The billiard-players led the way, the others following. The girl who had been looking at me was the last except myself to leave the bar. The door-handle apparently slipped from her fingers and the door, which had an ordinary spring, closed in her face with a slam, thus momentarily cutting us off from the others. To my intense surprise she turned and whispered, hurriedly:—
"Don't go upstairs; they will throw you down!"
In another instant she had pulled the door open and was ascending the stairs.

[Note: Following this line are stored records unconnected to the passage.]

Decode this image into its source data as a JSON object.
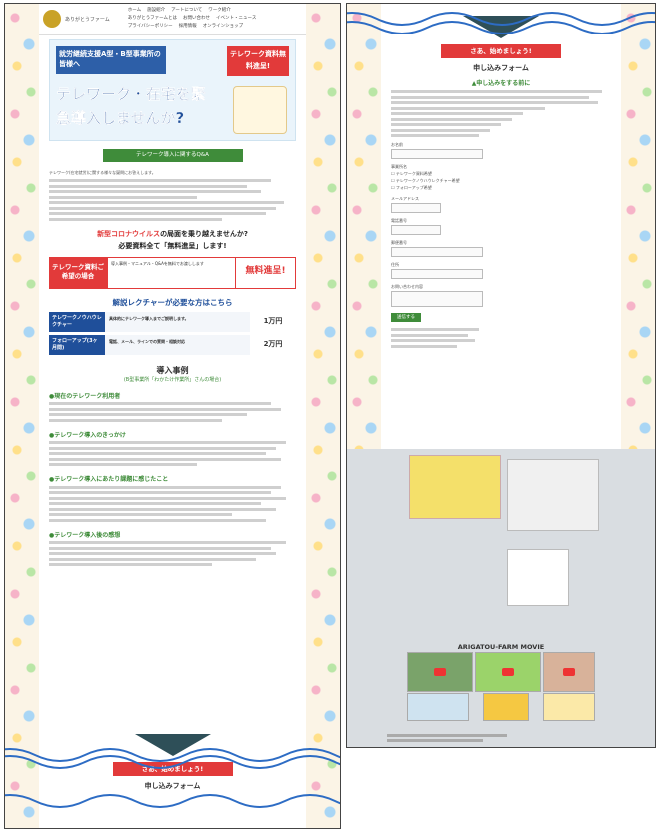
{
  "header": {
    "logo_text": "ありがとうファーム",
    "nav": [
      "ホーム",
      "施設紹介",
      "アートについて",
      "ワーク紹介",
      "ありがとうファームとは",
      "お問い合わせ",
      "イベント・ニュース",
      "プライバシーポリシー",
      "採用情報",
      "オンラインショップ"
    ]
  },
  "hero": {
    "bubble": "就労継続支援A型・B型事業所の皆様へ",
    "red_badge": "テレワーク資料無料進呈!",
    "headline": "テレワーク・在宅を緊急導入しませんか?"
  },
  "qa_button": "テレワーク導入に関するQ&A",
  "intro_text": "テレワーク(在宅就労)に関する様々な疑問にお答えします。",
  "corona": {
    "heading_pre": "新型コロナウイルス",
    "heading_post": "の局面を乗り越えませんか?",
    "subheading": "必要資料全て「無料進呈」します!",
    "promo_left": "テレワーク資料ご希望の場合",
    "promo_mid": "導入事例・マニュアル・Q&Aを無料でお渡しします",
    "promo_right": "無料進呈!"
  },
  "lecture": {
    "heading": "解説レクチャーが必要な方はこちら",
    "rows": [
      {
        "title": "テレワークノウハウレクチャー",
        "desc": "具体的にテレワーク導入までご説明します。",
        "price": "1万円"
      },
      {
        "title": "フォローアップ(3ヶ月間)",
        "desc": "電話、メール、ラインでの質問・相談対応",
        "price": "2万円"
      }
    ]
  },
  "case": {
    "heading": "導入事例",
    "sub": "(B型事業所「わかたけ作業所」さんの場合)",
    "s1": "●現在のテレワーク利用者",
    "s2": "●テレワーク導入のきっかけ",
    "s3": "●テレワーク導入にあたり課題に感じたこと",
    "s4": "●テレワーク導入後の感想"
  },
  "cta_banner": "さあ、始めましょう!",
  "form": {
    "title": "申し込みフォーム",
    "note_heading": "▲申し込みをする前に",
    "fields": [
      "お名前",
      "事業所名",
      "メールアドレス",
      "電話番号",
      "郵便番号",
      "住所",
      "お問い合わせ内容"
    ],
    "checks": [
      "テレワーク資料希望",
      "テレワークノウハウレクチャー希望",
      "フォローアップ希望"
    ],
    "submit": "送信する"
  },
  "movie": {
    "heading": "ARIGATOU-FARM MOVIE"
  },
  "colors": {
    "accent_red": "#e23a3a",
    "accent_green": "#3f8c3a",
    "accent_blue": "#1f4f9a"
  }
}
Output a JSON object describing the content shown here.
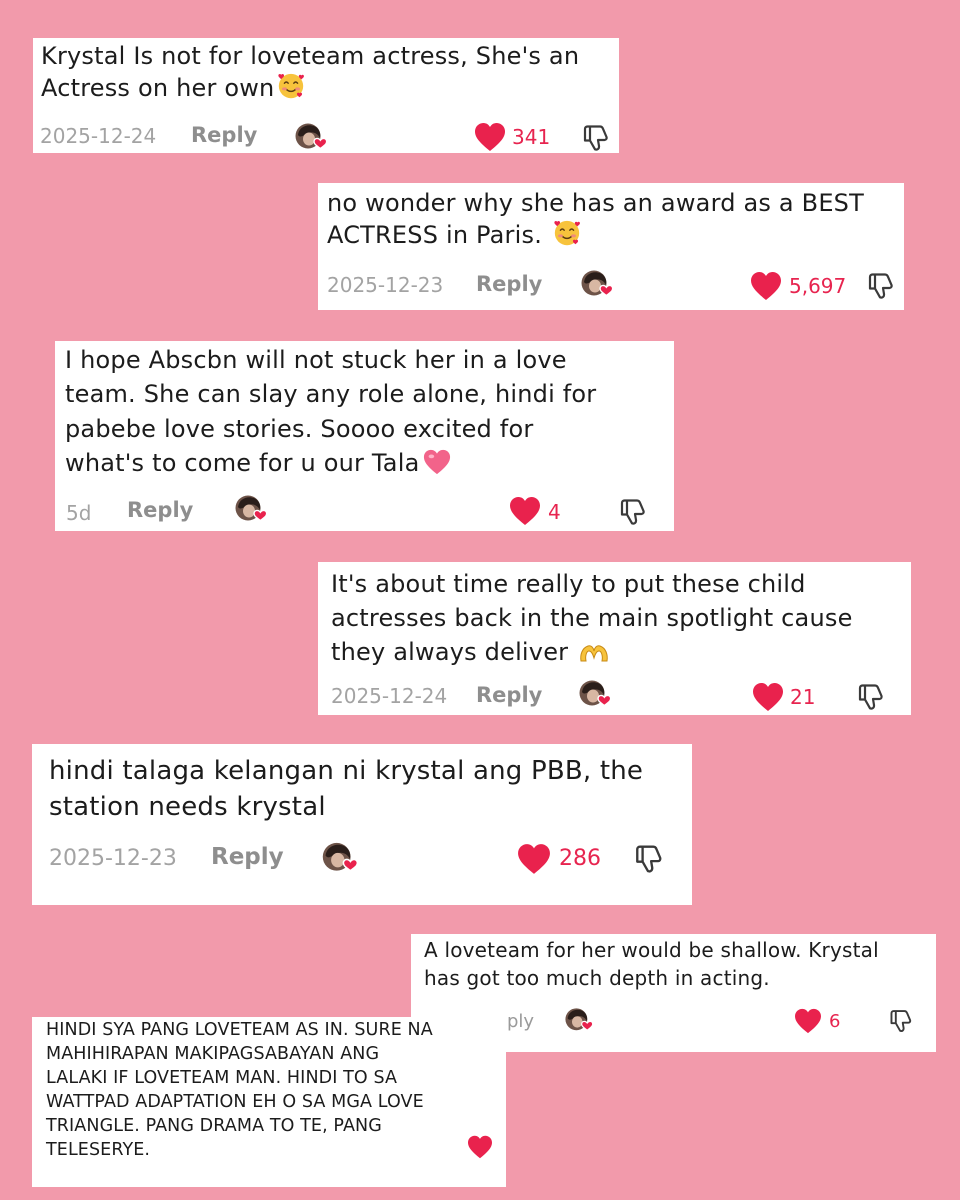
{
  "colors": {
    "background": "#f29aab",
    "heart": "#e9224d",
    "count": "#e7244f",
    "meta": "#a3a3a3"
  },
  "icons": {
    "avatar": "avatar-with-heart-icon",
    "like": "heart-icon",
    "dislike": "thumbs-down-icon",
    "smiling_hearts": "smiling-face-with-hearts-emoji",
    "heart_emoji": "pink-heart-emoji",
    "heart_hands": "heart-hands-emoji"
  },
  "comments": [
    {
      "lines": [
        "Krystal Is not for loveteam actress, She's an",
        "Actress on her own"
      ],
      "date": "2025-12-24",
      "reply": "Reply",
      "likes": "341"
    },
    {
      "lines": [
        "no wonder why she has an award as a BEST",
        "ACTRESS in Paris. "
      ],
      "date": "2025-12-23",
      "reply": "Reply",
      "likes": "5,697"
    },
    {
      "lines": [
        "I hope Abscbn will not stuck her in a love",
        "team. She can slay any role alone, hindi for",
        "pabebe love stories. Soooo excited for",
        "what's to come for u our Tala"
      ],
      "date": "5d",
      "reply": "Reply",
      "likes": "4"
    },
    {
      "lines": [
        "It's about time really to put these child",
        "actresses back in the main spotlight cause",
        "they always deliver "
      ],
      "date": "2025-12-24",
      "reply": "Reply",
      "likes": "21"
    },
    {
      "lines": [
        "hindi talaga kelangan ni krystal ang PBB, the",
        "station needs krystal"
      ],
      "date": "2025-12-23",
      "reply": "Reply",
      "likes": "286"
    },
    {
      "lines": [
        "A loveteam for her would be shallow. Krystal",
        "has got too much depth in acting."
      ],
      "reply": "ply",
      "likes": "6"
    },
    {
      "lines": [
        "HINDI SYA PANG LOVETEAM AS IN. SURE NA",
        "MAHIHIRAPAN MAKIPAGSABAYAN ANG",
        "LALAKI IF LOVETEAM MAN. HINDI TO SA",
        "WATTPAD ADAPTATION EH O SA MGA LOVE",
        "TRIANGLE. PANG DRAMA TO TE, PANG",
        "TELESERYE."
      ]
    }
  ]
}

"Wyngate again!" was the thought that flashed through my mind.
At first I was inclined to disregard the warning, but a moment's reflection showed me that there was no disgrace in declining an unequal combat, and that, even if I were not knocked downstairs by some cleverly-contrived "accident," I could be sure of being dealt some underhand blow by agents of so unscrupulous a person as my late guest.
I went up three or four steps, and then—exclaiming, "Forgotten my stick; I'll be back in a moment!"—I returned to the bar, went out quickly by another door, jumped into a hansom, and made good my retreat.
"Two not out, captain!" I remarked, with satisfaction; but, as I was soon to discover, the game was not by any means finished.
I wrote to Hunter at once, asking him if he had wired me to meet him. He replied that he had not done so, and that someone must have been using his name.
The more I thought over the situation the less I liked it. It was evident that I had become the object of a sort of vendetta on the part of a very clever scoundrel, who would stick at nothing to obtain his revenge and was always ready to strike at me when I least expected it. To apply to the police would have been useless, as I had not a scrap of evidence against him. I had slipped through his fingers twice, but I could hardly count upon another such timely warning as I received in the hotel bar. The girl must have known that there was a plot against me, but why did she interfere? Was it caprice or a good instinct?